I’m diving back into work, as in my regular art-related work. Trying to restore the house, reform six apartments and research art all at the same time is complicated. I’m pretty sure that’s why I blog- it’s the ideal way to procrastinate without feeling guilty. After all, all the other tabs that are open look very much like I’m working.
Actual work on the flats moves from the planning stage to the actual work phase this Wednesday. Very exciting.
I’ve decided to make my way back to my old specialty which is tapestries. I’ve spent most of the crisis years doing a whole lot of donkey work by selling mostly silverware- and there’s nothing particularly interesting or exciting about that. You buy it, you polish it, you read the hallmarks and you sell it. It requires no great knowledge or effort.
A tapestry on the other hand, except for the very famous ones, is usually a mystery. It starts off with an artist creating the original painting (called a carton/cartoon.) A traditional version looks like this:
Identifying the artist who painted the cartoon can make a tremendous difference to an item’s market value. It can also help with the next stage which is identifying where it was made and in a perfect world the actual atelier responsible for the weaving. Sometimes we can narrow it down by the colours and style, sometimes we have clues like hard to decipher signatures:
Sometimes you have to go through hundreds of books to finally find a reference for a signature like that. I know most people would find it boring, but I find it incredibly exciting. The one above is Martin Reynbouts (Brussels) on a piece that’s housed at the Musées Royaux d’Art et d’Histoire.
But most of the time tapestries aren’t signed at all- with the exception of pieces made in Aubusson after the town was given royal appointment status and strict rules were drawn out (17th century.) When we don’t have much to go on, we have to be creative with the research.

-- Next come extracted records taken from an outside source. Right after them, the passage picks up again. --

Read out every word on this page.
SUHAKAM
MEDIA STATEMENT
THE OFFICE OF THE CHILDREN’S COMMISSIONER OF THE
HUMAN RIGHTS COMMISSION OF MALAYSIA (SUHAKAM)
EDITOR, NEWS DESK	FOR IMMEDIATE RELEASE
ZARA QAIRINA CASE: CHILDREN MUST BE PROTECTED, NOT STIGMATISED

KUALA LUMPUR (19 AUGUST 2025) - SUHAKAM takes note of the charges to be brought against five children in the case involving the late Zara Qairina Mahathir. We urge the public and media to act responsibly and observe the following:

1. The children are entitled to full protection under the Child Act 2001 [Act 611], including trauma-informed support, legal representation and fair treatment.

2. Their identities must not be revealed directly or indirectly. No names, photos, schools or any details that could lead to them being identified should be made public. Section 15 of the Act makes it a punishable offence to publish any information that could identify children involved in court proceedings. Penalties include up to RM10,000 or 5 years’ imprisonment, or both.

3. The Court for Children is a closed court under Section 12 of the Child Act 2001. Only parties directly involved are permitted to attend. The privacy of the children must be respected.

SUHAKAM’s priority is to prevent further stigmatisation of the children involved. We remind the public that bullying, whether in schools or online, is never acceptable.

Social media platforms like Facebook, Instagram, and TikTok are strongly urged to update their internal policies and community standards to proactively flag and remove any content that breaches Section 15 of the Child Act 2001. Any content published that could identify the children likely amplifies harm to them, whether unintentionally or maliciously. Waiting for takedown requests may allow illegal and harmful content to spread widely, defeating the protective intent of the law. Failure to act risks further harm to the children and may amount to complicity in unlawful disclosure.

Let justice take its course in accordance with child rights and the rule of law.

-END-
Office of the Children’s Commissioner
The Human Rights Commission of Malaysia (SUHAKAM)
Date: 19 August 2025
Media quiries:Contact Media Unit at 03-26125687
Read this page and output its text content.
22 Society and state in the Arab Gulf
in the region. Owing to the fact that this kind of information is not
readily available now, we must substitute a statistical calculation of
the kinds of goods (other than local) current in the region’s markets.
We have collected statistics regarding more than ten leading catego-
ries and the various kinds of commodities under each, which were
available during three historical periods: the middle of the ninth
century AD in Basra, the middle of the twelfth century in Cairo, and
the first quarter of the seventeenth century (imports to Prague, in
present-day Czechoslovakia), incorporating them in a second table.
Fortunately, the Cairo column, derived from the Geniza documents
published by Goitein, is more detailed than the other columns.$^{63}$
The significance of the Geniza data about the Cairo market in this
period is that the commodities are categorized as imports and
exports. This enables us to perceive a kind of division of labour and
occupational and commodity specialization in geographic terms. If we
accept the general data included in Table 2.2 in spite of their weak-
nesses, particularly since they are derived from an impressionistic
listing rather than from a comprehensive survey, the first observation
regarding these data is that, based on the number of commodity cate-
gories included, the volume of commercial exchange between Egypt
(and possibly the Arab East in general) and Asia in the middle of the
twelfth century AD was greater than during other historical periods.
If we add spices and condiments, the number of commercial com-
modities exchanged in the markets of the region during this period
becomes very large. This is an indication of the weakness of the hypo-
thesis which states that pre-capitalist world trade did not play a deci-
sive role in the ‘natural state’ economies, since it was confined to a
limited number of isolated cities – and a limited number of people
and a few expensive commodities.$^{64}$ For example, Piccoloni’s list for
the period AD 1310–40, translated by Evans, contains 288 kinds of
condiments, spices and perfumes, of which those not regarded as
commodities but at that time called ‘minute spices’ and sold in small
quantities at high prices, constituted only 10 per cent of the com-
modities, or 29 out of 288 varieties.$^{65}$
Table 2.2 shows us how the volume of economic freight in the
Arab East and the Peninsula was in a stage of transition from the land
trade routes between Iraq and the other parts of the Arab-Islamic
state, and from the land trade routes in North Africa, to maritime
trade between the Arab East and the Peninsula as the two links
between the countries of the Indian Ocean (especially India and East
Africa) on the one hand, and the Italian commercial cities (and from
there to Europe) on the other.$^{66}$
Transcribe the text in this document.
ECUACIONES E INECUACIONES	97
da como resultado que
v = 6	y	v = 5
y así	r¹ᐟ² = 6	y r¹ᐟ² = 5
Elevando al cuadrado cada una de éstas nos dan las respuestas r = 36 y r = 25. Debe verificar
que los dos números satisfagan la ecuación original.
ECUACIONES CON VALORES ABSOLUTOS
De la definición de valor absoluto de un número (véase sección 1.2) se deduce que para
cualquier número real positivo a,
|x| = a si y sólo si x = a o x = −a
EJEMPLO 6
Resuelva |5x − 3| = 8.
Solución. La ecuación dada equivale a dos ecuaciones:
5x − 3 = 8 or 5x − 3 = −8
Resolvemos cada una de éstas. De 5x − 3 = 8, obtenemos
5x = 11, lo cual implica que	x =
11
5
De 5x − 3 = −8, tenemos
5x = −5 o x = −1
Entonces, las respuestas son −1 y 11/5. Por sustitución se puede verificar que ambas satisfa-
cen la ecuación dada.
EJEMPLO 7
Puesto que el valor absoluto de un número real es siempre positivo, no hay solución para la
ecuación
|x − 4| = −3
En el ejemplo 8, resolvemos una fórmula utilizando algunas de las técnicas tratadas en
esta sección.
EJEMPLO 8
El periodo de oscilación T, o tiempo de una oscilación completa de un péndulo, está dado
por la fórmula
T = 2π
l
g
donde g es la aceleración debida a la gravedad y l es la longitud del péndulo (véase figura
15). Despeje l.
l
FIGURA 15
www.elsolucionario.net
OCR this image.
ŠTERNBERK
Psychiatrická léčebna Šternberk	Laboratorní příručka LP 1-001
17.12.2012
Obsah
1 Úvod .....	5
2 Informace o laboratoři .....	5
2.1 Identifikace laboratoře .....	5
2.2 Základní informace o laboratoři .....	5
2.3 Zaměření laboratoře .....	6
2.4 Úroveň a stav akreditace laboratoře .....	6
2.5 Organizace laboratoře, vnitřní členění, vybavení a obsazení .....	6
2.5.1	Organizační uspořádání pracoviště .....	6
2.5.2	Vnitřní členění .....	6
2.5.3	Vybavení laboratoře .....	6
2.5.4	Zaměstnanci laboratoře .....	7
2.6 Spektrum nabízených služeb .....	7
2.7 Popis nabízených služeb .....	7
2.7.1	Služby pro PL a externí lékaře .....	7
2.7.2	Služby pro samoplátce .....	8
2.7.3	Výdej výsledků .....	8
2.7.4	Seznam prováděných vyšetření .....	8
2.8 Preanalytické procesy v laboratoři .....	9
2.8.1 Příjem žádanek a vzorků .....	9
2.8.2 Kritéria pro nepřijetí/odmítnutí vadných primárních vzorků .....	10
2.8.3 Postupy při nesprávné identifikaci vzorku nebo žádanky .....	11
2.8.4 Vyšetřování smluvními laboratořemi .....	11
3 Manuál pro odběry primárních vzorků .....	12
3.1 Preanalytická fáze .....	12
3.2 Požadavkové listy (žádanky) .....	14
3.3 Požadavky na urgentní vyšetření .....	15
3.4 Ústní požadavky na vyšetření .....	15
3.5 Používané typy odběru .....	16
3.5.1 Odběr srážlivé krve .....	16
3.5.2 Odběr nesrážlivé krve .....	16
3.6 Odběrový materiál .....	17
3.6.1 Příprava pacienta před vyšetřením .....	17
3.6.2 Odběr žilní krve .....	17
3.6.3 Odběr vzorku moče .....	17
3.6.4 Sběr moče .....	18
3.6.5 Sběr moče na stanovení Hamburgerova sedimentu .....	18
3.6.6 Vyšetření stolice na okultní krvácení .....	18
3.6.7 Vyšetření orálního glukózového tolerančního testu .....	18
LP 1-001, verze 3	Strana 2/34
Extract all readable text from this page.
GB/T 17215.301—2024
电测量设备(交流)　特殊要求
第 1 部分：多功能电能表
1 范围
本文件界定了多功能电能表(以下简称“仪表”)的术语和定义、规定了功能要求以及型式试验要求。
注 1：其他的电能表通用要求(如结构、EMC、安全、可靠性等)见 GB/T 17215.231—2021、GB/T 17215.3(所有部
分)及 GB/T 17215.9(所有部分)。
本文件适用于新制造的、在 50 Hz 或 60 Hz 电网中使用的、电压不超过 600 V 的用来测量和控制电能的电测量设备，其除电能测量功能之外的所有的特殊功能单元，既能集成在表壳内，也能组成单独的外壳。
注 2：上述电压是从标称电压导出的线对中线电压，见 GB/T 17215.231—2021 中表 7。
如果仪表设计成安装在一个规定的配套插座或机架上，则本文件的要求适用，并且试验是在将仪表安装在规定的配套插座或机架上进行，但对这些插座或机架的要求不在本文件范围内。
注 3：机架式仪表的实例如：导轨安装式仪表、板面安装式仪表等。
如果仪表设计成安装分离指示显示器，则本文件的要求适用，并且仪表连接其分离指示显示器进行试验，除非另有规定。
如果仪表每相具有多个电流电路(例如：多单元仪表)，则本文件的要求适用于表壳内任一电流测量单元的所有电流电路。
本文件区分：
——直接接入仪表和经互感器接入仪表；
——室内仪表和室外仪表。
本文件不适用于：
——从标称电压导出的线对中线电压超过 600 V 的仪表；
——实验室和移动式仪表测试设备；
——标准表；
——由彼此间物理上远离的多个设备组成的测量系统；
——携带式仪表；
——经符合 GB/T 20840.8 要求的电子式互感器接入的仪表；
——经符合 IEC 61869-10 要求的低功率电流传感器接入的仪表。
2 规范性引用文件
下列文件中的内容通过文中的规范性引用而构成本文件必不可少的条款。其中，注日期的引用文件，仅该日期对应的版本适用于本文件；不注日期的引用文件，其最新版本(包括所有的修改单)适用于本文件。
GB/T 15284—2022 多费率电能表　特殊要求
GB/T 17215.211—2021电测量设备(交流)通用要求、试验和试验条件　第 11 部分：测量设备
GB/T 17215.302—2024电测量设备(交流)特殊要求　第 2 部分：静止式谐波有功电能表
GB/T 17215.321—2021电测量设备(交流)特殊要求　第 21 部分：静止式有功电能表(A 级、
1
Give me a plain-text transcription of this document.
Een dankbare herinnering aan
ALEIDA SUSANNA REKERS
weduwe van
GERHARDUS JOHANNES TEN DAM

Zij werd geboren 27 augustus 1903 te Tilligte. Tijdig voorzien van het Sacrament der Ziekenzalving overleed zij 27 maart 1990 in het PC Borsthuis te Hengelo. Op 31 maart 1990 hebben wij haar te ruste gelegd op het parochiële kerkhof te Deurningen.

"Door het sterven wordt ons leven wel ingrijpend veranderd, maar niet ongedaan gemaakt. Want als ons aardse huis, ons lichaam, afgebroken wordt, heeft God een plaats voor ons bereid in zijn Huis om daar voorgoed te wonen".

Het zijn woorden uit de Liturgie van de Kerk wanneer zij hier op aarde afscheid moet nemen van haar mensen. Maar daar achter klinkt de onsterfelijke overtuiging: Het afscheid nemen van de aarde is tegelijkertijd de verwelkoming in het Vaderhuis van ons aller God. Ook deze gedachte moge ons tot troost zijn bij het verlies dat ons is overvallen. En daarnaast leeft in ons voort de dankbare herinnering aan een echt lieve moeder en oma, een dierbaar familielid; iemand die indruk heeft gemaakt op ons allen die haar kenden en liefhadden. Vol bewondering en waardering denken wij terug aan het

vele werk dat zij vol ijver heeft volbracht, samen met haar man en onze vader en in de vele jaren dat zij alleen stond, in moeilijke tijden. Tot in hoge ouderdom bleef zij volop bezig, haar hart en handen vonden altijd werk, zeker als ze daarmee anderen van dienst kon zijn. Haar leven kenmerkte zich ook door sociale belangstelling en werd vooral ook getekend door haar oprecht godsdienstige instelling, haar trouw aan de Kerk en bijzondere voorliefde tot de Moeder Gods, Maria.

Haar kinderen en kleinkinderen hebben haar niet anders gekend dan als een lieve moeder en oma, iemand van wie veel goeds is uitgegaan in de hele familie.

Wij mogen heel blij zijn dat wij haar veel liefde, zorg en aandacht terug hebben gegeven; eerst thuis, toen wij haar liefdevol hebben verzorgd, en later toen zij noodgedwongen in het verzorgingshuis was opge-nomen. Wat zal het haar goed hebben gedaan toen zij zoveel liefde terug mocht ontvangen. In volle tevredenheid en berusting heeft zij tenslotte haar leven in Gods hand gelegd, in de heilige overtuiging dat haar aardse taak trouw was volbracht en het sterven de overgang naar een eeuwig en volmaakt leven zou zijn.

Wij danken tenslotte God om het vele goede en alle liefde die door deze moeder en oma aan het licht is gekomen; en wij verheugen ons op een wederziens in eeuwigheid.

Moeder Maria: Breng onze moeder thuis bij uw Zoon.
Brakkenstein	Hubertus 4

Look at this detail of a piece I’ve been working on this month:
The tapestry itself is generic enough it could be anything- so not having much to go on I decided to street-view bridges in towns that had major tapestry manufacturers. Then suddenly I found a building right next to a bridge that had the same funny promontory over the river held up by wood beams. And to the left there was also an oddly positioned extension. So I started looking up old pictures to compare it to and found this:
Fantastic, but the roof is different… what happened? According to old newspapers, a fire happened in the early 19th century. They never re-built the two upper floors. So now I’ve not only got a place, but I also have a probable timeframe (pre-fire). Next, let’s see if I can figure out the who. And now I should really get back to work instead of boring people!